A publicação da nota apaziguadora de Bolsonaro veio horas depois de uma reunião que o presidente da República com líderes caminhoneiros. E a reação foi negativa tão logo o conteúdo foi lido e digerido por líderes caminhoneiros. A sensação de lideranças da categoria foi definida em um grupo como "decepção" e "traição" por alguns.

Ainda na manhã desta quinta, a Gazeta do Povo informou que alguns líderes esperavam não mais discursos de Bolsonaro, mas, sim, "ações concretas" contra ministros do STF, ainda que uma defesa enfática à tramitação de pedidos de impeachment de magistrados.

Os caminhoneiros entregaram a Bolsonaro sua pauta de reivindicações para por fim aos bloqueios em rodovias pelo país, que contém demandas como impeachment de ministros do STF, o voto impresso auditável e a absolvição de "presos políticos". A expectativa do presidente da República é que, com o reposicionamento de forças com o Centrão, ele consiga atender à demanda de revogação de prisões, como a do caminhoneiro "Zé Trovão", de Roberto Jefferson, presidente nacional do PTB, e do deputado Daniel Silveira (PSL-RJ).

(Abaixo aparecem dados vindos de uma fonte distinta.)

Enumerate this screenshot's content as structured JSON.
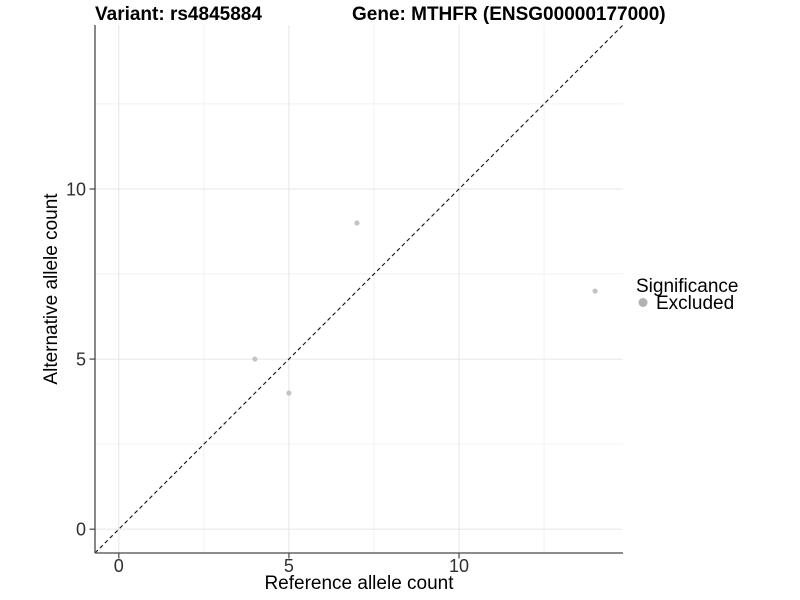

O problema é que os líderes caminhoneiros estão irredutíveis e prometem não desmobilizar enquanto eles também não sejam recebidos pelo presidente do Senado, Rodrigo Pacheco (DEM-MG), e tenham garantias de que a tramitação de impeachment de ministros seguirá adiante.

Parte dos líderes que coordena e estimula a paralisação de parte da categoria entende que o presidente, de fato, não deve emitir posicionamento favorável ao movimento. "O presidente está muito preocupado com a situação, é lógico, pediu para que nós não continuássemos, mas o movimento não é dele, é nosso, é do povo brasileiro. Nem o presidente está acima desse movimento para falar", afirma o líder Odilon Fonseca, que esteve reunido com Bolsonaro.

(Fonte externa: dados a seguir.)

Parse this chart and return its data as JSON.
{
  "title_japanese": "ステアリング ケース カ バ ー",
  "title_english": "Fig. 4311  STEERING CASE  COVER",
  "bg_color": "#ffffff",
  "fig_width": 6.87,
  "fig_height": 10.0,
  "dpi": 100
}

Outros líderes favoráveis à paralisação e que, agora, se sentem traídos, sinalizam adesão à reunião de 18 de setembro para discutir uma greve nacional calcada em pautas da categoria com outras lideranças contrárias ao atual movimento. Ou seja, a nota de Bolsonaro pode provocar um efeito colateral ao governo, avaliam líderes. "A pauta vai inverter, não será mais a favor do presidente", afirma um líder.

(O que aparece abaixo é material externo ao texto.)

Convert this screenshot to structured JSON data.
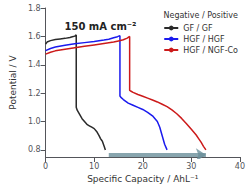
{
  "chart_data": {
    "type": "line",
    "title": "150 mA cm⁻²",
    "xlabel": "Specific Capacity / AhL⁻¹",
    "ylabel": "Potential / V",
    "xlim": [
      0,
      40
    ],
    "ylim": [
      0.75,
      1.8
    ],
    "xticks": [
      0,
      10,
      20,
      30,
      40
    ],
    "yticks": [
      0.8,
      {
        "value": 1.0,
        "label": "1.0"
      },
      1.2,
      1.4,
      1.6,
      1.8
    ],
    "grid": false,
    "legend": "upper right",
    "legend_title": "Negative / Positive",
    "series": [
      {
        "name": "GF / GF",
        "color": "#2a2a2a",
        "x": [
          0,
          0.3,
          1.0,
          2.0,
          3.0,
          4.0,
          5.0,
          5.5,
          6.0,
          6.3,
          6.3,
          6.3,
          6.3,
          6.5,
          7.0,
          7.5,
          8.0,
          8.5,
          9.0,
          9.5,
          10.0,
          10.5,
          11.0,
          11.3,
          11.5,
          11.7,
          11.9,
          12.1,
          12.3
        ],
        "values": [
          1.545,
          1.56,
          1.57,
          1.578,
          1.582,
          1.586,
          1.592,
          1.597,
          1.602,
          1.61,
          1.4,
          1.1,
          1.1,
          1.08,
          1.05,
          1.02,
          1.0,
          0.98,
          0.97,
          0.96,
          0.95,
          0.93,
          0.9,
          0.88,
          0.87,
          0.86,
          0.84,
          0.82,
          0.8
        ]
      },
      {
        "name": "HGF / HGF",
        "color": "#1a1aee",
        "x": [
          0,
          1.0,
          2.0,
          4.0,
          6.0,
          8.0,
          10.0,
          12.0,
          13.0,
          14.0,
          14.8,
          15.3,
          15.3,
          15.3,
          15.3,
          15.5,
          16.0,
          17.0,
          18.0,
          19.0,
          20.0,
          21.0,
          22.0,
          23.0,
          23.5,
          24.0,
          24.5,
          25.0
        ],
        "values": [
          1.5,
          1.515,
          1.525,
          1.538,
          1.548,
          1.556,
          1.564,
          1.574,
          1.58,
          1.59,
          1.598,
          1.605,
          1.22,
          1.18,
          1.18,
          1.17,
          1.155,
          1.13,
          1.115,
          1.1,
          1.085,
          1.065,
          1.04,
          1.0,
          0.96,
          0.9,
          0.84,
          0.8
        ]
      },
      {
        "name": "HGF / NGF-Co",
        "color": "#cc1a1a",
        "x": [
          0,
          1.0,
          2.0,
          4.0,
          6.0,
          8.0,
          10.0,
          12.0,
          14.0,
          15.0,
          16.0,
          16.8,
          17.3,
          17.3,
          17.3,
          17.3,
          17.5,
          18.0,
          19.0,
          20.0,
          21.0,
          22.0,
          23.0,
          24.0,
          25.0,
          26.0,
          27.0,
          28.0,
          29.0,
          30.0,
          31.0,
          31.5,
          32.0,
          32.5,
          33.0
        ],
        "values": [
          1.475,
          1.488,
          1.498,
          1.51,
          1.52,
          1.53,
          1.54,
          1.55,
          1.56,
          1.568,
          1.576,
          1.588,
          1.6,
          1.255,
          1.22,
          1.22,
          1.215,
          1.205,
          1.19,
          1.178,
          1.165,
          1.152,
          1.138,
          1.122,
          1.105,
          1.082,
          1.055,
          1.022,
          0.985,
          0.945,
          0.905,
          0.88,
          0.855,
          0.825,
          0.8
        ]
      }
    ],
    "arrow": {
      "x": [
        13,
        33
      ],
      "y": 0.765,
      "color": "#6a8f9a"
    }
  }
}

O líder caminhoneiro Janderson Maçaneiro, o "Patrola", concorda que a reunião de 18 de setembro sai fortalecida, embora avalie que a nota é coerente com o posicionamento adotado por Bolsonaro. "O presidente não chamou o caminhoneiro para as ruas ou pediu paralisação. Quem fez isso foi o Zé Trovão quando se viu acuado. De toda a forma, o que aconteceu hoje fortalece a reunião de 18 de setembro. Aquilo que nós decidirmos e propusermos será olhado de outra forma", avalia.

O deputado Bibo Nunes, que participou da reunião com os caminhoneiros, entende que a mudança no tom de Bolsonaro não provocará efeitos negativos ao governo e tampouco causará desconforto aos transportadores autônomos. Segundo o parlamentar, a categoria sabe que ele, enquanto presidente da República, precisa buscar a harmonia entre os poderes e não pode apoiá-los nas pautas.

"A nota tem tudo a ver com a reunião. O presidente ouviu eles e pediu: 'olha, vamos segurar aí porque pode prejudicar a economia'. Mas eles falaram: 'nossa bronca não é com o senhor, o senhor tem nosso total apoio. Nossa briga é com o STF'", afirma Nunes, que minimiza o sentimento de desconforto entre alguns líderes. "Os radicais existem, mas não tem o nosso apoio. É momento de razão e não de emoção. Falei isso na reunião", destaca.